What to consider when selecting a lubricant
Evolving industry legislation and heavy-duty engine oil technology means that selecting a lubricant can be challenging. So, with an abundance of oils available, what factors should be considered before making a choice?The first step should always be to consult the Original Equipment Manufacturer (OEM) vehicle manual or contact the company directly for information and advice.
Following this, the fleet and its operating conditions should be considered - a particularly important factor for the heavy-duty equipment used in the recycling industry where the use of stop/start technology is common. For this type of technology, it is important to use a more durable lubricant that can provide protection during the engine's high number of on/off cycles.
Also, for newer engines that run at higher temperatures, a conventional lubricant that suffers from an accelerated rate of oxidation and degradation under these conditions would not be the most suitable solution. Recent innovations, such as oils that meet API CK-4 or FA-4 standards, should be utilized as they offer greater resistance to oxidation and improved aeration control and shear stability.
As part of this process, operators should examine their region and climate. Fleets operating in warmer climates will have different oil requirements to fleets in the colder regions of Canada and the northern U.S. Oils that are designed to provide protection in colder temperatures have a ‘W' (which stands for winter) on the container, which features after the SAE (Society of Automotive Engineer) grade.

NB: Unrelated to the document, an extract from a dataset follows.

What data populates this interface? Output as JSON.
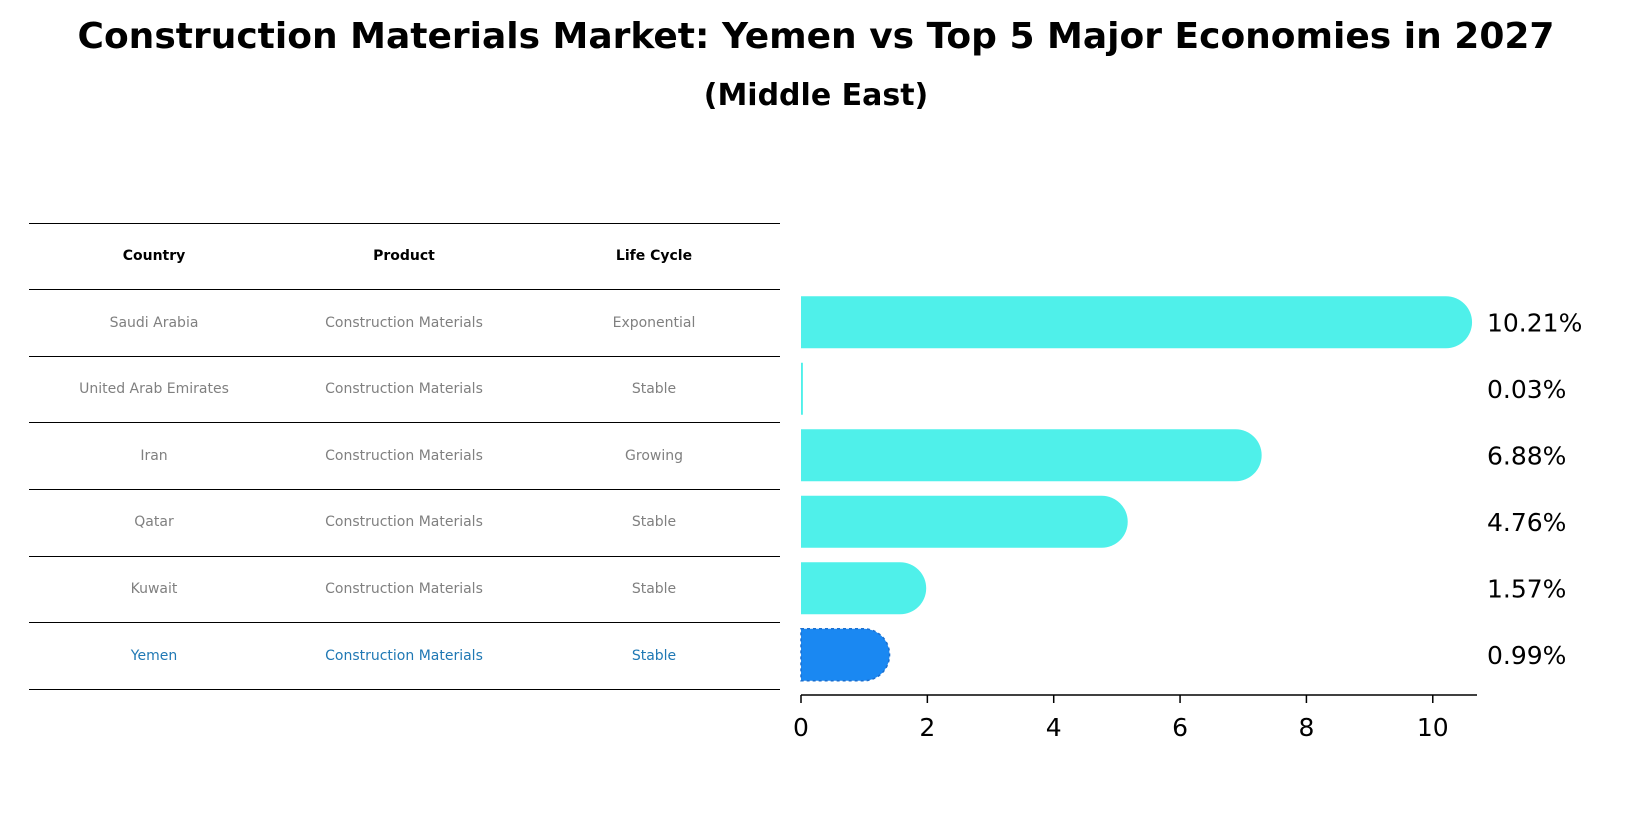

For those fleets in warmer areas, a heavier oil such as an SAE 30 or 40 grade would be more suitable - these resist the breakdown associated with high temperatures and ensure proper flow and engine protection.
The oil's viscosity dictates its ability to flow. In cold conditions, if the oil's viscosity is too high it may resist easy movement, delaying the lubrication and protection of the engine resulting in increased engine wear. Oils that meet industry standard tests such as Cold Crank Viscosity and Low Temperature Pumpability provide peace of mind that the oils will lubricate critical components, even in the coldest of operating conditions.
Because, there are a multitude of factors to consider, it's always important to seek OEM and expert lubricant advice and recommendations ahead of changing the type or grade of engine oil used.